Główne menu jest przejrzyste i wygodne w nawigacji. Personalizacja wyszukiwarki dostępna jest jedynie dla zalogowanych użytkowników. Przyczyny takiego ograniczenia są oczywiste: podobnie jak w przypadku Google Instant, Google chce nakłonić jak największą liczbę użytkowników do zakładania kont. Personalizacja pozwala na wybór tła spośród zaproponowanych, ze swojego konta na Picassa lub z dysku.

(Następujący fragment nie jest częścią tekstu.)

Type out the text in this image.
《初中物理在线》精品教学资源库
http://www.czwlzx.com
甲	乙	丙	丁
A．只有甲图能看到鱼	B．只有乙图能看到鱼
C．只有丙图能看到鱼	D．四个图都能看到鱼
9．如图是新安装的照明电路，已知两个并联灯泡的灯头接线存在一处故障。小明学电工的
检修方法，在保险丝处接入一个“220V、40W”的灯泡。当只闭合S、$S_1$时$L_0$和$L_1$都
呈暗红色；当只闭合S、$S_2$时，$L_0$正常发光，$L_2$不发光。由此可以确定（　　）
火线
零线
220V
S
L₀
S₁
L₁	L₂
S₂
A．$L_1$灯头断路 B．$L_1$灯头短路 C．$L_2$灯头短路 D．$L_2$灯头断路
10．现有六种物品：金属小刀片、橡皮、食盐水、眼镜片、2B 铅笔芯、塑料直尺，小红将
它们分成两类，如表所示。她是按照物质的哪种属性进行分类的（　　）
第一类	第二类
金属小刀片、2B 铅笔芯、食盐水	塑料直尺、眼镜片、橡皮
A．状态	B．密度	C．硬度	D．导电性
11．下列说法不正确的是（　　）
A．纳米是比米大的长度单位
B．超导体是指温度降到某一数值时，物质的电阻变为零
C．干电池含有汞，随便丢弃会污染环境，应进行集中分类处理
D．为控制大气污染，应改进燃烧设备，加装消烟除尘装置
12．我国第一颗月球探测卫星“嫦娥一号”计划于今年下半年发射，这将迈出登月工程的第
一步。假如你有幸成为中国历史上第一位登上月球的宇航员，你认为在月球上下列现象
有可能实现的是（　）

Podoba mi się opcja ładowania zdjęć z dysku komputera, dzięki temu wyszukiwarka może nabrać naprawdę osobistego charakteru.
Marcin Deręgowski
Google dominuje w internecie i staje się wzorem – nie oznacza to w żadnym wypadku, że ta wyszukiwarka jest bardzo dobra.
Definiuje jednak standardy do tego stopnia, że staje się bazą, punktem odniesienia dla innych – stąd uzyskuje najwyższe noty.
Bing.com
Marcin Deręgowski
Jak dla mnie Bing to niespełniona nadzieja na przeciwwagę dla Google. Tymczasem chyba żaden monopol nie jest korzystny.
Szumne, wielokrotnie powtarzane zapowiedzi Microsoftu co roku dają nadzieję serwisom z ruchem uzależnionym od Google na przynajmniej kilkunastoprocentowy udział kogoś „drugiego”.
Niestety co roku jest gorzej. Abstrahując od faktu, że nie zawsze wygrywa najlepszy produkt, wyniki wyszukiwania Bing – przynajmniej w mojej subiektywnej ocenie – są słabe.
Małgorzata Pujszo
Ilość wyników oraz opcji wyszukiwania jest dla mnie zadowalająca, tylko szkoda, że nie najlepiej działa wyszukiwanie polskojęzycznych fraz. Niestety nie można wybrać Polski przy konfiguracji krajów. Zawężanie wyników nie jest widoczne w widoku domyślnym, pojawia się po przejściu na wyniki grafik oraz plików wideo. Ciekawą opcją jest podgląd wideo po najechaniu na niego myszką.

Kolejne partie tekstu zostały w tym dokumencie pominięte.